Things That Go Bump

The first thump made me think a meteorite had crashed through the roof.

The second made me duck for cover.

For many years I was blissfully unaware of the nocturnal machinations of my mountains suburb. Ordinarily one would expect that once the sun goes down everyone would keep to themselves; that people would lock up shop and stay indoors.

Not so the creatures of the night.

No sooner does the skyline dim than the tree dwellers come out to play, intent on stirring up trouble.


Two hands for beginners!

Unknowingly I’d invited these furry little thugs to party by throwing out some old bread for the birds. Not all of it had been eaten, and the smell had carried on the evening breeze.

Initially there’d be one brave soul who would strut in and claim his place at the table, but it wouldn’t long before another would appear.

Then they’d start arguing over who was there first and who had rights to the meal, and the noise of their disagreement would soon alert others. Before long more would involve themselves in the brawl, baring teeth and lashing out with their long, sharp claws.

The pointy end

The argument would quickly escalate, and soon the chasing would begin, with possums running all over the place. They’d jump onto my outdoor furniture, or climb the posts holding up the verandah. Or crash about on top of the plastic roofing sheets, buckling them with their weight.

Agile and argumentative

Their vocalisations are something to behold, reminiscent of ferocious beasts from the darkest tropical jungles. It’s a cross between a vicious grunt and a guttural scream, and the first time I heard it the hairs on the back of my neck stood to attention and my heart thumped in my chest.

I honestly thought it was an escaped panther from the zoo.

Gradually though, I’ve become used to their shenanigans, and with my girlfriend’s help have actually been able to tame a few of them. Not that we trust them that much, but we’ve now reached the stage where we can stroke their fur while they eat. I’ve also taken to buying cheap generic peanut butter, which I spread on cheap generic bread, and I give them this in between spoiling them with fruit and other treats.

Special dietary requirements?

Some would say I shouldn’t feed the wild animals, that they’ll become dependent on me, but that doesn’t sit well with me. You see, it is us that have entered their domain, and ransacked their homes. We’ve chopped down trees and pushed roads through the natural bush land, displacing many of the species that call it home.

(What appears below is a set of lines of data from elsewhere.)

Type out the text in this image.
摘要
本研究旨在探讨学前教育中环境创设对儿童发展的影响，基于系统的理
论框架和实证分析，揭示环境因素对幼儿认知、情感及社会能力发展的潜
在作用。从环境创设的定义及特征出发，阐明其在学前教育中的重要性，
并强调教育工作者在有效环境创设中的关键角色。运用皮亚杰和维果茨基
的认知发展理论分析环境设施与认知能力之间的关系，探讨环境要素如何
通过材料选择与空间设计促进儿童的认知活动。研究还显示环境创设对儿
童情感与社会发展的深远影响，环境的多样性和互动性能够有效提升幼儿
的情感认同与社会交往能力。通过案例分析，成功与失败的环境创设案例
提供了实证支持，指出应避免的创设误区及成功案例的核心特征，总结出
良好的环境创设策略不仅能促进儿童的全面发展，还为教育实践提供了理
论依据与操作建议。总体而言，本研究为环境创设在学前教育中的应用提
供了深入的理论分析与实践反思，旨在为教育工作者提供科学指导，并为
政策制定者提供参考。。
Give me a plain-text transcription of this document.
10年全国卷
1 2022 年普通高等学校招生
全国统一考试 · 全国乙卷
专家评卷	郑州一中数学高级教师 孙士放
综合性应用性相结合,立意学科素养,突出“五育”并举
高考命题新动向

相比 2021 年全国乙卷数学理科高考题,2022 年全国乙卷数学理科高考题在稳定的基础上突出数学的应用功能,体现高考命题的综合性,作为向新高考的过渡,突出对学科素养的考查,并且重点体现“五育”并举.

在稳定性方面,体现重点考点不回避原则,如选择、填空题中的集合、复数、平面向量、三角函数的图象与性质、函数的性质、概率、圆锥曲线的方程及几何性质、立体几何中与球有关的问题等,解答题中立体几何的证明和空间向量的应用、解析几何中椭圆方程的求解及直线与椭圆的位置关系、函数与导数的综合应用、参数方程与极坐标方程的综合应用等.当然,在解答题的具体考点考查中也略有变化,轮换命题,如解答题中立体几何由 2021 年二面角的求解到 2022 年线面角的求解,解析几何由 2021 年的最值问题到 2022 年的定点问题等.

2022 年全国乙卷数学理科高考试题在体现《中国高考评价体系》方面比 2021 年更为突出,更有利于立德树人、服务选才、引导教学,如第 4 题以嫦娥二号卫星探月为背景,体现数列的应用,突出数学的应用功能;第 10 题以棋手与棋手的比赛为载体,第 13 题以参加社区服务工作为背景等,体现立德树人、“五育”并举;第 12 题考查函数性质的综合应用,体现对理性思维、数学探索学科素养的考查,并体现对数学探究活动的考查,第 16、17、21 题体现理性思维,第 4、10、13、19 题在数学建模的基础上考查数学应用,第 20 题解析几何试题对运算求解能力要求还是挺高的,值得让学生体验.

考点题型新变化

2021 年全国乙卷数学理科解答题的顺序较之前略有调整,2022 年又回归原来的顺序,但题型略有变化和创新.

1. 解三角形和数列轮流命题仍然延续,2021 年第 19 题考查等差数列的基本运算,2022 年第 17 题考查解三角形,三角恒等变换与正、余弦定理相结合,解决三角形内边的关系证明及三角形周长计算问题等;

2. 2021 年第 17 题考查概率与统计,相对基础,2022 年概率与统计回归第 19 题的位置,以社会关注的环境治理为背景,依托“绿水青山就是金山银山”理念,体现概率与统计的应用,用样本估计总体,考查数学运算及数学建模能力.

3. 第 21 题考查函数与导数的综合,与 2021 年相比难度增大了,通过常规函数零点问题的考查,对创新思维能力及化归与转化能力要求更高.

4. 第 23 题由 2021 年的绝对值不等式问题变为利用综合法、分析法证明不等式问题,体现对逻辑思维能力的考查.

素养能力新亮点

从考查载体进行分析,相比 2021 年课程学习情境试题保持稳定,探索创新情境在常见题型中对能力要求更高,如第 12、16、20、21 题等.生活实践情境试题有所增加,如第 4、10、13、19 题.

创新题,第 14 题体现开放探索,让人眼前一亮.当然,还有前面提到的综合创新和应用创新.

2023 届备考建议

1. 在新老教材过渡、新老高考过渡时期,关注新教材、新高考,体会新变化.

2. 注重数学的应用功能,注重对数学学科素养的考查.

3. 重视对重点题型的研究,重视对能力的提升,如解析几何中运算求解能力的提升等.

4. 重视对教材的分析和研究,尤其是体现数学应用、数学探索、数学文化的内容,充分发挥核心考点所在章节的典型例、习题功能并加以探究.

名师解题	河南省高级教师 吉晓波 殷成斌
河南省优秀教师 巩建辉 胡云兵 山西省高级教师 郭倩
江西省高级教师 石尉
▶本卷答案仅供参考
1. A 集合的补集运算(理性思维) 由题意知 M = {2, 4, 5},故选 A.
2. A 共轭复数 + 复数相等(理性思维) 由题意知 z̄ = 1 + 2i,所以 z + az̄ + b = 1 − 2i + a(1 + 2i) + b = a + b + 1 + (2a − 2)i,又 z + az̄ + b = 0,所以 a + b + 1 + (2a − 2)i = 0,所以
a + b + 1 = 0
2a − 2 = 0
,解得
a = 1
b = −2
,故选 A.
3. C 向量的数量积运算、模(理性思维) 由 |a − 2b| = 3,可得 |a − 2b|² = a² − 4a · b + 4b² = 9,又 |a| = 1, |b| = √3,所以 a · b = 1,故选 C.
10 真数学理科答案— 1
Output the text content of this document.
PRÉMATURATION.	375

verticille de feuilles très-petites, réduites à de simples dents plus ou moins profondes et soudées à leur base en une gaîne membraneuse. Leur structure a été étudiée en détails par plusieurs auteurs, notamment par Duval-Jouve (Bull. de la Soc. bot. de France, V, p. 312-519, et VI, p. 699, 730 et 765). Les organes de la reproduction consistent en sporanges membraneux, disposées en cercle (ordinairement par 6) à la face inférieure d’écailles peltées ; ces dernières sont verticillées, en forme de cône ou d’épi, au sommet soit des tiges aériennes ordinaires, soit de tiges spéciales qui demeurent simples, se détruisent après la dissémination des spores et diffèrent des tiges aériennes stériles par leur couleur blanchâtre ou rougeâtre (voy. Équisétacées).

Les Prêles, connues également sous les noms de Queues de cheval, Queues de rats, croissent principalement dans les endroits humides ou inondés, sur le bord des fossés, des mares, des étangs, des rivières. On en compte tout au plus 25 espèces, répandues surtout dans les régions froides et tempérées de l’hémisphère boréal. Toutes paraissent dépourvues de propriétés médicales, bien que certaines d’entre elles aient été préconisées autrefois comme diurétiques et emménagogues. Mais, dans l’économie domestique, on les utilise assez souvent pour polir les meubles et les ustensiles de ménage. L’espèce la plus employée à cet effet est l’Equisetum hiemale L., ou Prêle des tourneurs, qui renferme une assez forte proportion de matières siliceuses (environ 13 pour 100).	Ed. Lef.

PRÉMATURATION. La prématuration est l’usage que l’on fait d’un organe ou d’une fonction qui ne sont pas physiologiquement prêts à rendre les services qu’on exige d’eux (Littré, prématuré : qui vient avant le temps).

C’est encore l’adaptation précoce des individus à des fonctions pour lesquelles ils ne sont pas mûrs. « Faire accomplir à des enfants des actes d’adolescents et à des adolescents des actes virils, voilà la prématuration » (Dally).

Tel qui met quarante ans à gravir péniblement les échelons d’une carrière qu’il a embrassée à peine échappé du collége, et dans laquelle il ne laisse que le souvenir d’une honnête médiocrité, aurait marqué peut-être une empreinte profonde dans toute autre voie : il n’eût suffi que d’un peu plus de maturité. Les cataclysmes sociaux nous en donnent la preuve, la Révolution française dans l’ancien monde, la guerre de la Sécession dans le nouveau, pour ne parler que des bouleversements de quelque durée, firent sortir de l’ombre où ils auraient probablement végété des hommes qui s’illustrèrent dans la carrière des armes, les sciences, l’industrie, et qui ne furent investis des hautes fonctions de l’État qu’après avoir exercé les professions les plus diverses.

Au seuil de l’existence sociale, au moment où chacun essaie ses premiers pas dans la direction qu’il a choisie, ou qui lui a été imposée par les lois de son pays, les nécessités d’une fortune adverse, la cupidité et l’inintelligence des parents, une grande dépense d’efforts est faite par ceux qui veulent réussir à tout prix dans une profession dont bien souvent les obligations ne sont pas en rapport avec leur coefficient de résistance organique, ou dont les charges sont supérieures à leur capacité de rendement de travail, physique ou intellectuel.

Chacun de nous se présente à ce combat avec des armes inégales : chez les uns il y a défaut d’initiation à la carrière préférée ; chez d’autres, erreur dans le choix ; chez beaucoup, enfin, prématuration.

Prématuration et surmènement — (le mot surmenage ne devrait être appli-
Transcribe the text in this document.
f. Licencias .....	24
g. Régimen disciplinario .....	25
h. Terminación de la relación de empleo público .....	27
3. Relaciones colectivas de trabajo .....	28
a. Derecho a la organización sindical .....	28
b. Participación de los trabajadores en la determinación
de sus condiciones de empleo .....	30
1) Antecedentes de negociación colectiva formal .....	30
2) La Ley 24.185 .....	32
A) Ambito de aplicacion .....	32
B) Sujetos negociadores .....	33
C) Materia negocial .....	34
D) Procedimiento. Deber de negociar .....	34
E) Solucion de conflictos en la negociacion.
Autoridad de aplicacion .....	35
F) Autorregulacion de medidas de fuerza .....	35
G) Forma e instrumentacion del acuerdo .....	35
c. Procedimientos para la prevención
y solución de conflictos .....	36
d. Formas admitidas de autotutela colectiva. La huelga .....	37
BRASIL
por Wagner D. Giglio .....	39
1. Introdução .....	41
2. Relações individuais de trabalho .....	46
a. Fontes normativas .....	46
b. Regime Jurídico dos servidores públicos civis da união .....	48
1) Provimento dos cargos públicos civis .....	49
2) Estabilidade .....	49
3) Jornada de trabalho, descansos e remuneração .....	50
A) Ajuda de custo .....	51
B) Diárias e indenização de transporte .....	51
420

I don’t feed them every night, I couldn’t afford the bakery bill, but if I can help their number in some small way then I will.

Friends from overseas were absolutely delighted when I told them they could hand feed some Aussie bush creatures. To see their faces when the possums started climbing down from the trees to wander boldly across the lawn for dinner was brilliant.

Stroking their soft fur whilst feeding them was a highlight of their stay, especially when a mother brought her baby for a meal.

Where’s mine?

I now don’t even flinch when I hear the guys crash-land on the roof. I’ve become used to their jackboot visits and aerial disagreements.

Their arguments are still noisy affairs, but they seem to be sorted pretty quickly, and if not I can always intervene.

Music may hath charms to soothe a savage breast, but a peanut butter sandwich works better.

P.S. Tonight we got to hold a baby possum’s hand. It was still in Mum’s pouch.

The baby’s first contact with humans.


2 responses to “Things That Go Bump

  1. I was bored until the last paragraph. Can you explain more about how to soothe a savage breast? They travel in pairs, so you have to calm them both down. Are you a qualified breast soother?

  2. I have all the necessary qualifications; I am male.